People gathered outside the Libyan embassies in Paris and in African capitals to protest including Bamako, Mali and Conakry, Guinea. Another protest is planned in London as well later this week. Popular singers and football stars have added their voices against the crime as well.
Mirror Online has previously reported that Manchester United’s Paul Pogba, who is of Guinean descent, threw up his hands as a symbol of protest symbol after scoring a goal on Saturday. Later he posted a message on Instagram for ‘those suffering slavery in Libya’.
Ivorian reggae artist, Alpha Blondy in a Facebook post addressed the African leaders: “What are you waiting for to react and intervene???”
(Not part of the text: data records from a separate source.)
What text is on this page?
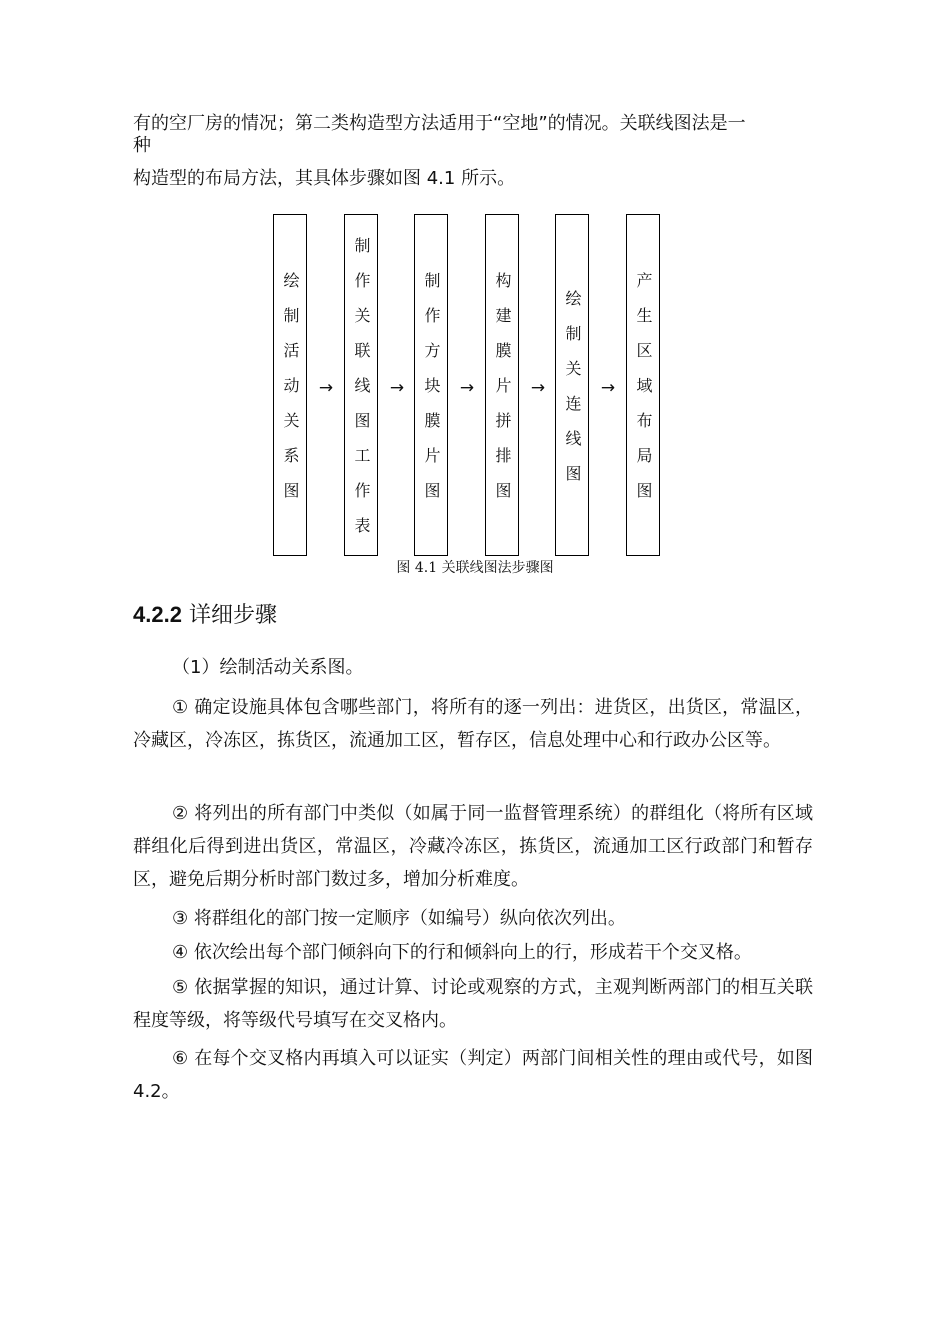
有的空厂房的情况；第二类构造型方法适用于“空地”的情况。关联线图法是一
种
构造型的布局方法，其具体步骤如图 4.1 所示。
绘制活动关系图	→	制作关联线图工作表	→	制作方块膜片图	→	构建膜片拼排图	→	绘制关连线图	→	产生区域布局图
图 4.1 关联线图法步骤图
4.2.2 详细步骤
（1）绘制活动关系图。
① 确定设施具体包含哪些部门，将所有的逐一列出：进货区，出货区，常温区，冷藏区，冷冻区，拣货区，流通加工区，暂存区，信息处理中心和行政办公区等。
② 将列出的所有部门中类似（如属于同一监督管理系统）的群组化（将所有区域群组化后得到进出货区，常温区，冷藏冷冻区，拣货区，流通加工区行政部门和暂存区，避免后期分析时部门数过多，增加分析难度。
③ 将群组化的部门按一定顺序（如编号）纵向依次列出。
④ 依次绘出每个部门倾斜向下的行和倾斜向上的行，形成若干个交叉格。
⑤ 依据掌握的知识，通过计算、讨论或观察的方式，主观判断两部门的相互关联程度等级，将等级代号填写在交叉格内。
⑥ 在每个交叉格内再填入可以证实（判定）两部门间相关性的理由或代号，如图4.2。
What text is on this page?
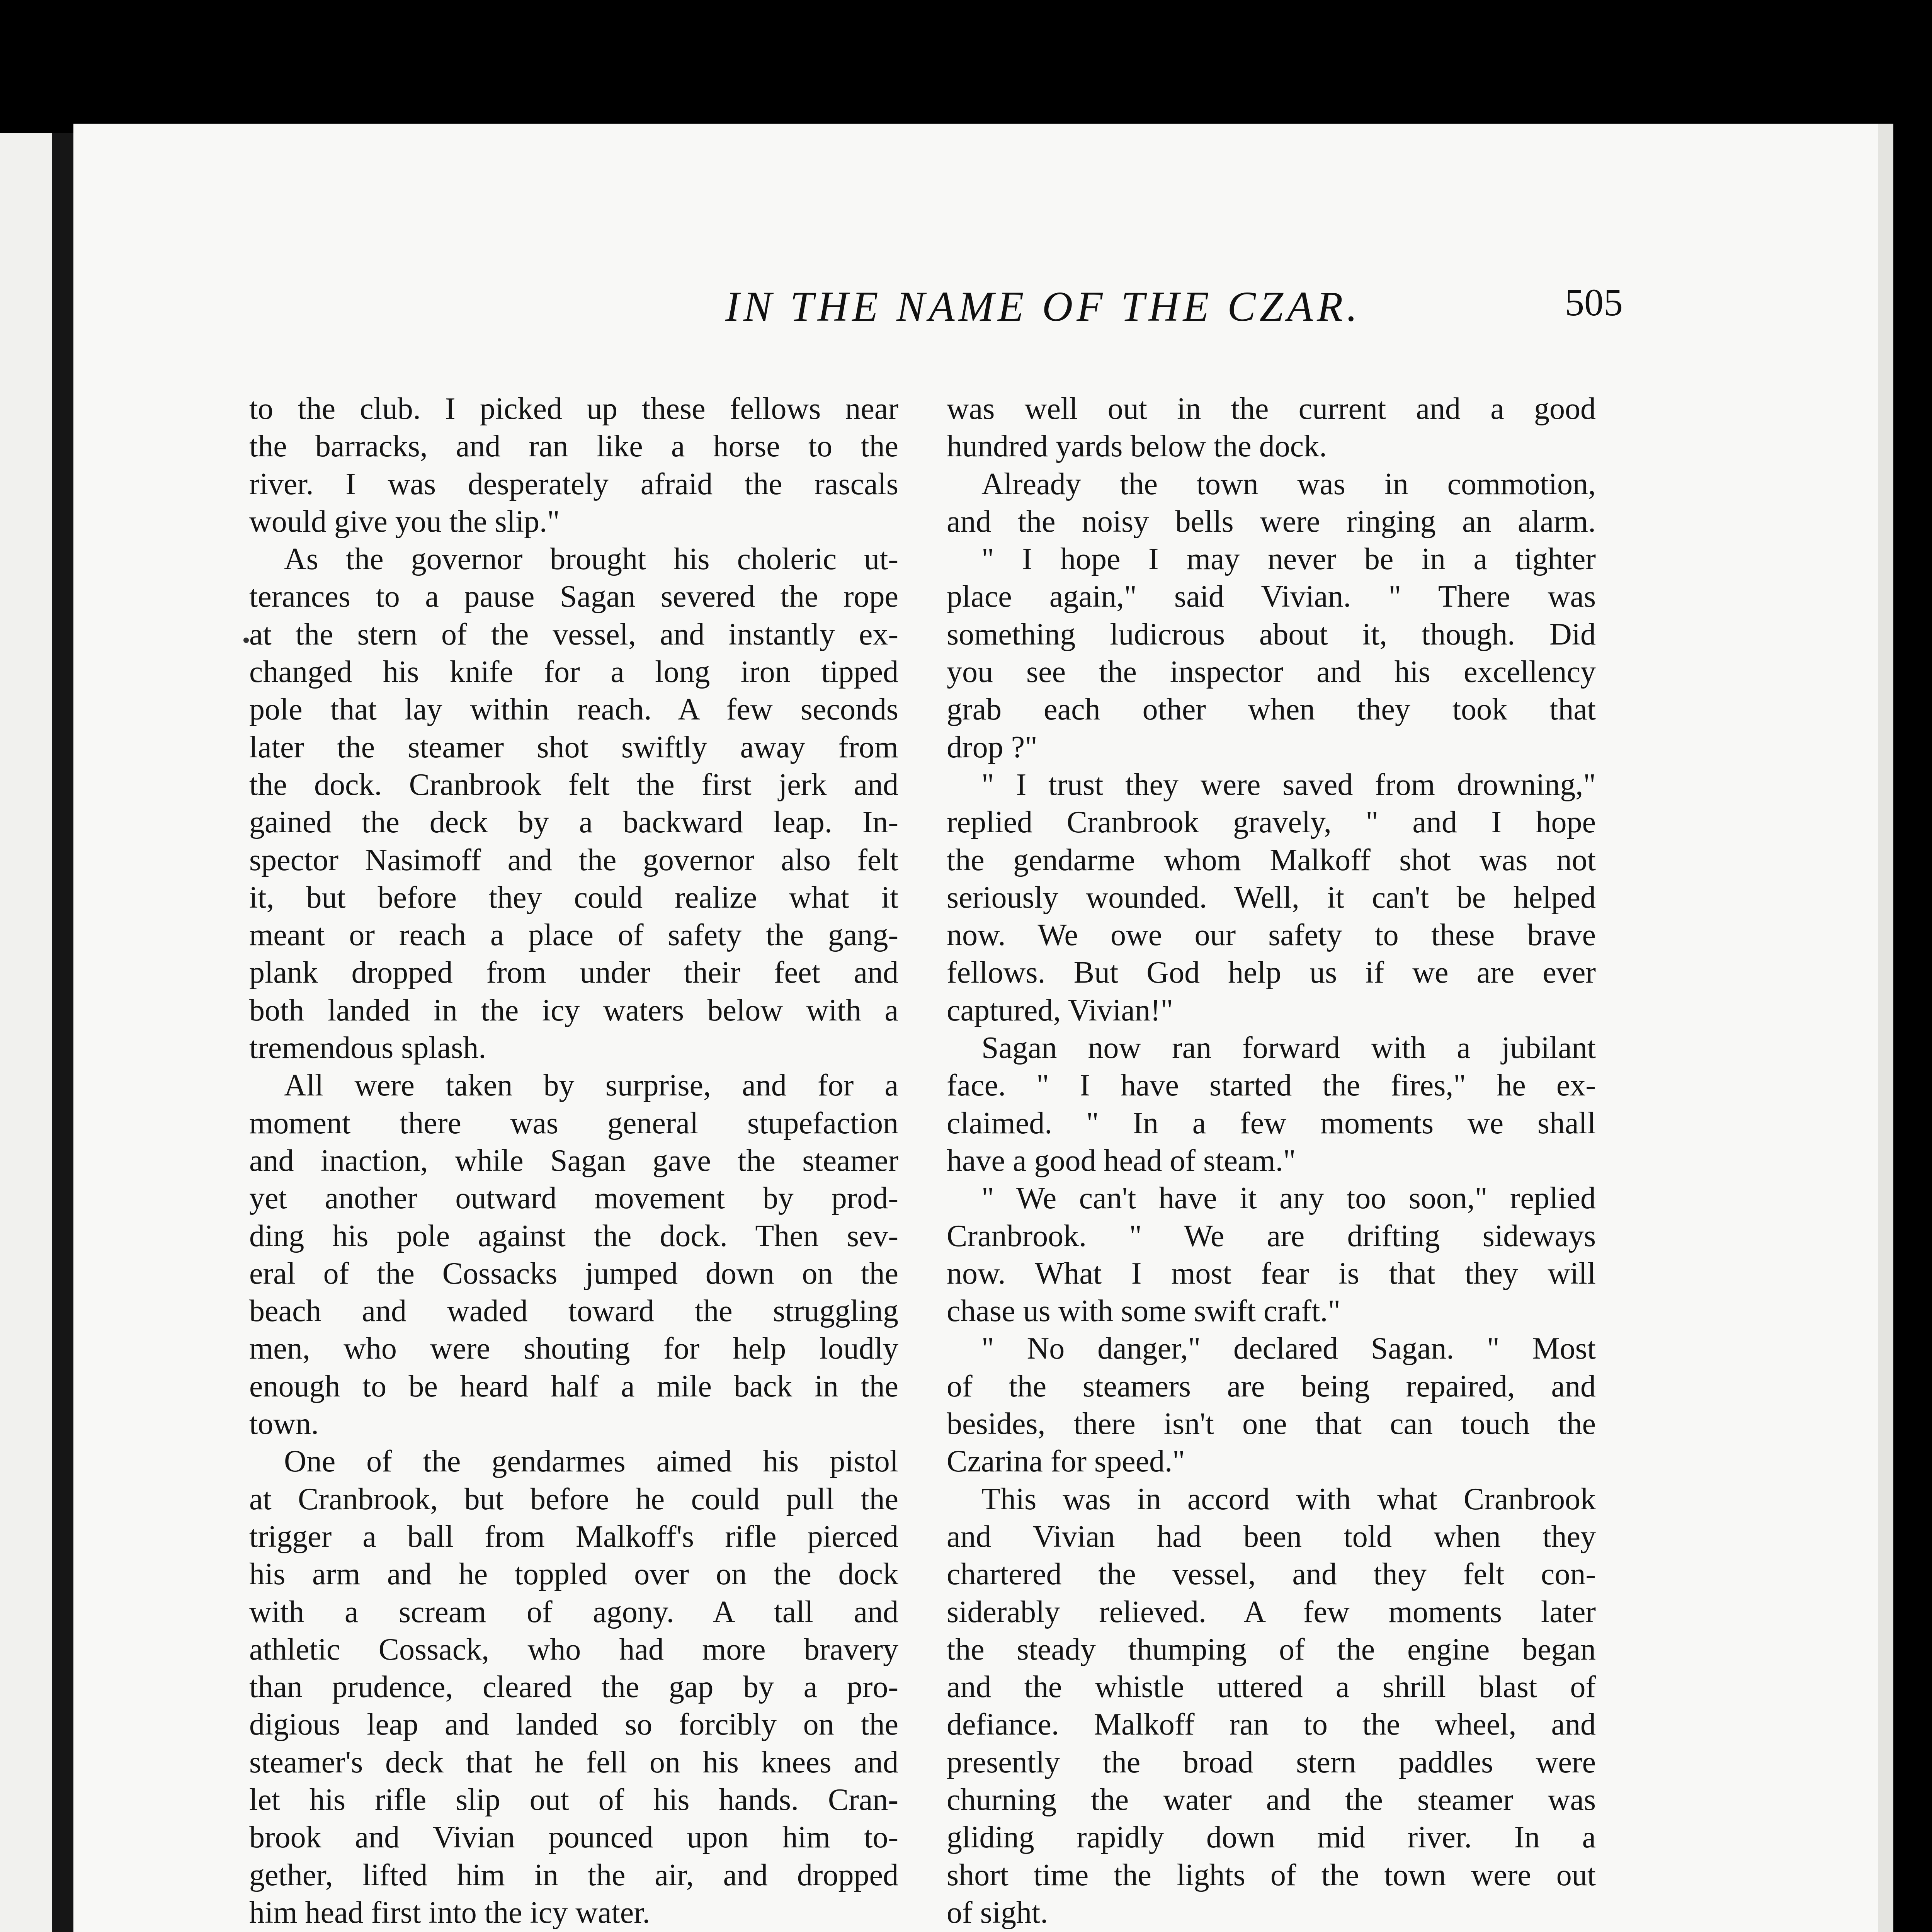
IN THE NAME OF THE CZAR.	505

to the club. I picked up these fellows near

the barracks, and ran like a horse to the

river. I was desperately afraid the rascals

would give you the slip."

As the governor brought his choleric ut-

terances to a pause Sagan severed the rope

at the stern of the vessel, and instantly ex-

changed his knife for a long iron tipped

pole that lay within reach. A few seconds

later the steamer shot swiftly away from

the dock. Cranbrook felt the first jerk and

gained the deck by a backward leap. In-

spector Nasimoff and the governor also felt

it, but before they could realize what it

meant or reach a place of safety the gang-

plank dropped from under their feet and

both landed in the icy waters below with a

tremendous splash.

All were taken by surprise, and for a

moment there was general stupefaction

and inaction, while Sagan gave the steamer

yet another outward movement by prod-

ding his pole against the dock. Then sev-

eral of the Cossacks jumped down on the

beach and waded toward the struggling

men, who were shouting for help loudly

enough to be heard half a mile back in the

town.

One of the gendarmes aimed his pistol

at Cranbrook, but before he could pull the

trigger a ball from Malkoff's rifle pierced

his arm and he toppled over on the dock

with a scream of agony. A tall and

athletic Cossack, who had more bravery

than prudence, cleared the gap by a pro-

digious leap and landed so forcibly on the

steamer's deck that he fell on his knees and

let his rifle slip out of his hands. Cran-

brook and Vivian pounced upon him to-

gether, lifted him in the air, and dropped

him head first into the icy water.

was well out in the current and a good

hundred yards below the dock.

Already the town was in commotion,

and the noisy bells were ringing an alarm.

" I hope I may never be in a tighter

place again," said Vivian. " There was

something ludicrous about it, though. Did

you see the inspector and his excellency

grab each other when they took that

drop ?"

" I trust they were saved from drowning,"

replied Cranbrook gravely, " and I hope

the gendarme whom Malkoff shot was not

seriously wounded. Well, it can't be helped

now. We owe our safety to these brave

fellows. But God help us if we are ever

captured, Vivian!"

Sagan now ran forward with a jubilant

face. " I have started the fires," he ex-

claimed. " In a few moments we shall

have a good head of steam."

" We can't have it any too soon," replied

Cranbrook. " We are drifting sideways

now. What I most fear is that they will

chase us with some swift craft."

" No danger," declared Sagan. " Most

of the steamers are being repaired, and

besides, there isn't one that can touch the

Czarina for speed."

This was in accord with what Cranbrook

and Vivian had been told when they

chartered the vessel, and they felt con-

siderably relieved. A few moments later

the steady thumping of the engine began

and the whistle uttered a shrill blast of

defiance. Malkoff ran to the wheel, and

presently the broad stern paddles were

churning the water and the steamer was

gliding rapidly down mid river. In a

short time the lights of the town were out

of sight.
Furthermore many Libyans gave their support against this crime expressing horror and disapproval by using hashtag LibyansAgainstSlavery on Facebook and Twitter.
“Those of us who work in Libya have known about this for some time, but the video really brought it to the world’s attention,” said Fitzgerald, an author of a book about Libya.
The president of the U.N. General Assembly posted on Twitter he was “appalled” by the reports of slave auctions, and the African Union called for an immediate end to the practice.
“People are rightfully outraged, but don’t hold your breath that anything real is going to happen,” Human Rights Watch (HRW) researcher Hanan Salah told the Thomson Reuters Foundation.